Il explore jusqu’en 1986 le mythe d'Eurynomé et Ophion à travers des pastels de très grand format, des lithographies en noir et blanc, et des sculptures. Il s’agit du mythe préhellénique des Pélasges établissant la création du monde.
Il interprète ensuite la Théogonie d'Hésiode, avec la représentation des enfants de la Terre-mère et de Ouranos : Cottos, Gygès et Briarée, trois géants à cent bras. Il la complète dans une seconde version en les dotant aussi de cinquante têtes. Pour envisager leurs trois portraits en pied (2,80 m x 3,10 m), il cherche une morphologie particulière pour chacun, multipliant études, dessins, peintures de tous formats et sur tous supports (papier, toile, bois), et même des petites sculptures[2]. Parmi ces travaux, apparaît la figure du « tétabras » : une tête, deux épaules et deux bras.

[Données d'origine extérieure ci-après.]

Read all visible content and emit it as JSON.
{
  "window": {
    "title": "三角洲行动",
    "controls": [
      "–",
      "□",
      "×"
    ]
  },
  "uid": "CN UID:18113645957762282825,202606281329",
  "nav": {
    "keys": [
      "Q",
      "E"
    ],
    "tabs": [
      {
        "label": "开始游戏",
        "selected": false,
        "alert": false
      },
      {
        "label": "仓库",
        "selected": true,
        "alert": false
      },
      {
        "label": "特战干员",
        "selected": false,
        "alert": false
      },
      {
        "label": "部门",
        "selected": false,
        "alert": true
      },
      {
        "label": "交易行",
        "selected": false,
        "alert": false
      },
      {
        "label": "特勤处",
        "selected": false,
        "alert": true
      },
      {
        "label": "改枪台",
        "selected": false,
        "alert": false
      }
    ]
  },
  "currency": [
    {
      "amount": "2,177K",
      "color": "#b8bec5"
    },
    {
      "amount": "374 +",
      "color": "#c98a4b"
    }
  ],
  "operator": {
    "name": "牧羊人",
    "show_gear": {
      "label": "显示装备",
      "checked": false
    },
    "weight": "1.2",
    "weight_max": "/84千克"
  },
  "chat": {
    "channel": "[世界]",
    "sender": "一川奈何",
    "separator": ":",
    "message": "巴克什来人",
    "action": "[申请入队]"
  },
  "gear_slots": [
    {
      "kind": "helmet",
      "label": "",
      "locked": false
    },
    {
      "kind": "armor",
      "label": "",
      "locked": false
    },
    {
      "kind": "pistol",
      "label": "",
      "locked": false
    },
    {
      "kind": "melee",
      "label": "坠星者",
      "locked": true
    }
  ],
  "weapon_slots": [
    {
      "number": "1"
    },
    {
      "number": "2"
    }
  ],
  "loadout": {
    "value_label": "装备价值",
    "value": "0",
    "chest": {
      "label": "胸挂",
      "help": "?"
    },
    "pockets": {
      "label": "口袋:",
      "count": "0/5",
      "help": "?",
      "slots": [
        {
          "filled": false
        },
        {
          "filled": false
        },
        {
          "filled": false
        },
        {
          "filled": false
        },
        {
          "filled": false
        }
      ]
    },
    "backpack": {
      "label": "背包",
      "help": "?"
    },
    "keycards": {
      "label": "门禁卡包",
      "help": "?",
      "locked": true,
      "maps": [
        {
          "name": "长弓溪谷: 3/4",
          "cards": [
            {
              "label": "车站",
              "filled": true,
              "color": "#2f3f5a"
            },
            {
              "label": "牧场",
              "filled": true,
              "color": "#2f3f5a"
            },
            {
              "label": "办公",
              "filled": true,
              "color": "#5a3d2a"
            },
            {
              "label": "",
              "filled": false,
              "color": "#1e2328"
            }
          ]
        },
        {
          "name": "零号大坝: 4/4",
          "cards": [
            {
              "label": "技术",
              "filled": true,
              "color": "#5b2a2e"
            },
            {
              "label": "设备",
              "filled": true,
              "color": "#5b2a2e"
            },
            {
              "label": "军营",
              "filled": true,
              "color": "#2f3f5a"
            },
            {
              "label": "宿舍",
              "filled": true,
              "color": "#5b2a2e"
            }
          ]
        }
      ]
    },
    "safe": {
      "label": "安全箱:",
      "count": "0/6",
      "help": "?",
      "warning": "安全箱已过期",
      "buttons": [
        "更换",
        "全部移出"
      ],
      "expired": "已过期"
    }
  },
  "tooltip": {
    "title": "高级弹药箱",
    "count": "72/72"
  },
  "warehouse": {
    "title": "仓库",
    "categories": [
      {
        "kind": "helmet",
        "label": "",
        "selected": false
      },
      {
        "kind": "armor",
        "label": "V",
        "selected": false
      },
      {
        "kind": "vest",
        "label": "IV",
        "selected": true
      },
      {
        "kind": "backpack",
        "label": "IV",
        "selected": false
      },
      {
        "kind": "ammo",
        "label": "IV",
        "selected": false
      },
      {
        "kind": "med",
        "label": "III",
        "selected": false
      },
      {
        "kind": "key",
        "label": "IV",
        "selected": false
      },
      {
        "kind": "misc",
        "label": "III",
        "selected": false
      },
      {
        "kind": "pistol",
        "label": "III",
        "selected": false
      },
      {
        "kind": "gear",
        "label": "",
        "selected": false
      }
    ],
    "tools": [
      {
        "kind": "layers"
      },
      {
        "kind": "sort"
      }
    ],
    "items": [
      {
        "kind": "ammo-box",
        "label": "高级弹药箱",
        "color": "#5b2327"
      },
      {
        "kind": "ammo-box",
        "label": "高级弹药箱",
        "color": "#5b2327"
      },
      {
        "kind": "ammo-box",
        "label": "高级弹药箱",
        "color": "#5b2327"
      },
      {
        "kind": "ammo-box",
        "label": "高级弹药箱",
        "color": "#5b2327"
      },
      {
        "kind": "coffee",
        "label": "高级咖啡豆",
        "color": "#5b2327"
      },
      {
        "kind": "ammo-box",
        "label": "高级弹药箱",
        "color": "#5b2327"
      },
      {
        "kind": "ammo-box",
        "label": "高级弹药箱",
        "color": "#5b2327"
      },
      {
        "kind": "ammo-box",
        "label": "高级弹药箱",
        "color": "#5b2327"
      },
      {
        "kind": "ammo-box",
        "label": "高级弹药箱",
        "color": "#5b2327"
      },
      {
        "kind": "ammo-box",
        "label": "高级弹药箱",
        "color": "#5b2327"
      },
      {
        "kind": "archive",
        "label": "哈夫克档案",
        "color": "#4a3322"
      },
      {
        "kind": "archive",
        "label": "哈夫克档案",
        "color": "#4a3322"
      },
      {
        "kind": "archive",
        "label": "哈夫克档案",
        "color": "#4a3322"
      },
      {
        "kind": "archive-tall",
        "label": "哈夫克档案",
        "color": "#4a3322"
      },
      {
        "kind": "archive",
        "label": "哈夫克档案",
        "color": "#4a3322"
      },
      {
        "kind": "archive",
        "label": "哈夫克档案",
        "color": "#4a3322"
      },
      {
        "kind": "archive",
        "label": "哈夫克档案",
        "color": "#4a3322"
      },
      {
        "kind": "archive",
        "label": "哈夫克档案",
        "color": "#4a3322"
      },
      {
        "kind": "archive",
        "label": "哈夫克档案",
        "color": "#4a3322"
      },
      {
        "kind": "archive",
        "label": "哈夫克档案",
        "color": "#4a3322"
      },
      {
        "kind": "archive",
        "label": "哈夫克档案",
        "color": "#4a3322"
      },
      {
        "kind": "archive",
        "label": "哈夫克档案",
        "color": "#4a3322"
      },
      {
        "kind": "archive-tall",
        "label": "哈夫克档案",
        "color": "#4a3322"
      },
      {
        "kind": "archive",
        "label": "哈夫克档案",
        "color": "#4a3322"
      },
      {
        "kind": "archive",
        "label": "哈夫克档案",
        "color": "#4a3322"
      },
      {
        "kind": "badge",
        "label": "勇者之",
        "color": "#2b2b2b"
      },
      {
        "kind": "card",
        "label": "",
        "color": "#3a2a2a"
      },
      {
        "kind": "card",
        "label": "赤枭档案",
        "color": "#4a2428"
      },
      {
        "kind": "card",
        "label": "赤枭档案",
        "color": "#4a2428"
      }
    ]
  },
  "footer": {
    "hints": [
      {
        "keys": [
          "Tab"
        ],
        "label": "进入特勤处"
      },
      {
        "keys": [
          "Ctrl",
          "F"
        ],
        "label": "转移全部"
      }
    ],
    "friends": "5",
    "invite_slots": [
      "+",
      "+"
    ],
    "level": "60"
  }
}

À partir de 1993, soucieux d’en « finir avec cette mythologie devenue trop envahissante »[3], Guibout entame son éparpillement : les dislocations de Gygès[4], Briarée[5] et Cottos[6] sont menées jusqu’en 1996 à partir d’une troisième version de leurs portraits, donnant naissance à de multiples fragments.
Leur dispersion, autant que leur naissance, a toujours été associée au milieu forestier. L’arborescence a été convoquée pour imaginer leurs organismes, l’humus, la frondaison et la lumière l’ont été pour envisager leur disparition et son environnement.
Parallèlement à ces représentations mythologiques, Lionel Guibout a poursuivi une partie de son œuvre dans ce sens : les bois de Meudon, la forêt canadienne parcourue de lac en lac en canoë sur les traces du peintre Tom Thomson et, plus tard, la forêt vosgienne. Les bois, les forêts, les arbres appartiennent à son iconographie de peintre et de dessinateur.
Lors d’un séjour à Berlin, en 1997, il dessine pendant 36 jours le grand autel, conservé au musée de Pergame. Il en ramène un journal publié dans la NRF[7].
De 1998 à 2003, il illustre pour un livre le texte de 1816 de Henri Savigny, un rescapé du radeau de la Méduse qui décrit l’errance dramatique des naufragés de la frégate, épisode rendu célèbre par le peintre Géricault. Des peintures monumentales sur toile et des milliers de dessins accompagnent et prolongent la naissance des 35 lithographies du livre Méduse.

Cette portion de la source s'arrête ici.